1番・中前祐也にレフト前ヒットを許すと、続く2番・矢野壱晟に左中間を破る二塁打ですぐさま浦和学院に1点を返される。さらに無死二塁で3番・河北将太に送りバントを決められ、ピンチが広がる。そして4番・畑敦巳にセンターへ犠牲フライを打たれ2点目を取られてしまった健大高崎。
しかし久保田はその後のバッターを抑え、何とか2失点で初回を切り抜ける。
浦和学院の反撃を受けた健大高崎だったが、4回には8番の嶋本翼がセンターへヒットを放つと、9番・久保田が送りバントを決めて得点圏にランナーを進める。ここで1番・山下のセンターに抜けるタイムリーヒットで、追加点を入れて浦和学院を引き離しにかかる。
だが浦和学院の猛追が止まらない。4回、5回ともに浦和学院6番・上野暖人にタイムリーを打たれ、じわりじわりと健大高崎は点差を縮められる。
5回を終わって6対5で健大高崎がリードしているが、中盤から少しずつ浦和学院が迫ってきている。

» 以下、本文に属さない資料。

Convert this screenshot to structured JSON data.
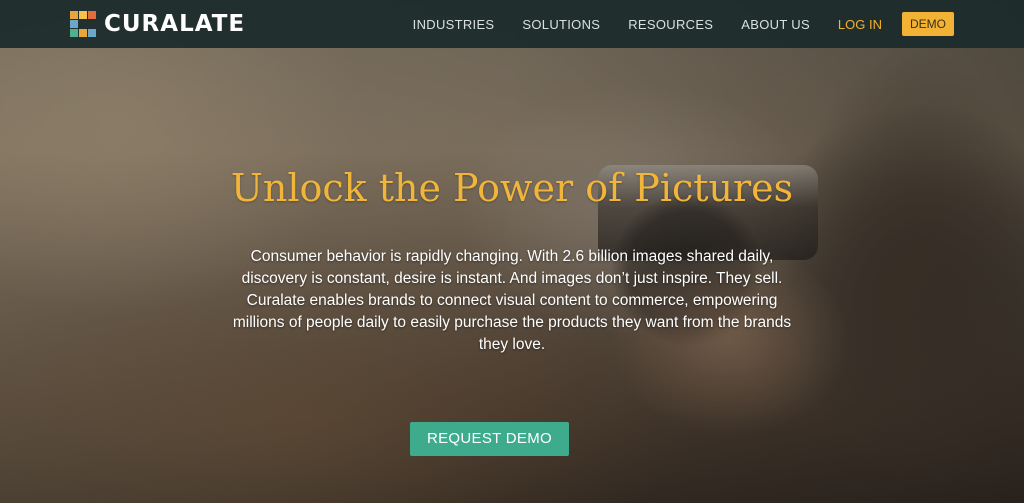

流れは浦和学院に傾きつつあり、次の1点が大きなポイントになるかと思われた。
同点ホームランを放った蛭間拓哉(浦和学院)
そして、その1点を奪ったのは浦和学院だった。
5回途中からマウンドに上がっている健大高崎2番手の藤原寛大。7回まで1点リードを守りぬいてきたが、この回の先頭・蛭間に2球目をライトスタンドに運ばれまさかの同点。この終盤に試合を振り出しに戻された。
だが健大高崎がここから底力を見せた。8回先頭の大柿が、右中間を破る三塁打で勝ち越しのチャンスを作る。このチャンスを健大高崎は逃さなかった。
7番・今井はサードゴロに倒れるも、8番・嶋本がセンターに勝ち越しヒットを放ち健大高崎が再びリードを奪う。
このリードをエース・藤原を中心に必死に守り抜き、浦和学院を7対6で振り切った。
中盤は浦和学院がペースを握り、健大高崎にとっては苦しい試合展開だった。しかしそれを耐え抜き、見事に勝ち切った健大高崎。この試合で得られたものは大きかっただろう。
残すは準決勝と決勝のみ。健大高崎は、このまま頂点まで青信号(グリーンシグナル)で突っ走れるのか。それは、好調の打線が鍵を握っているのかもしれない。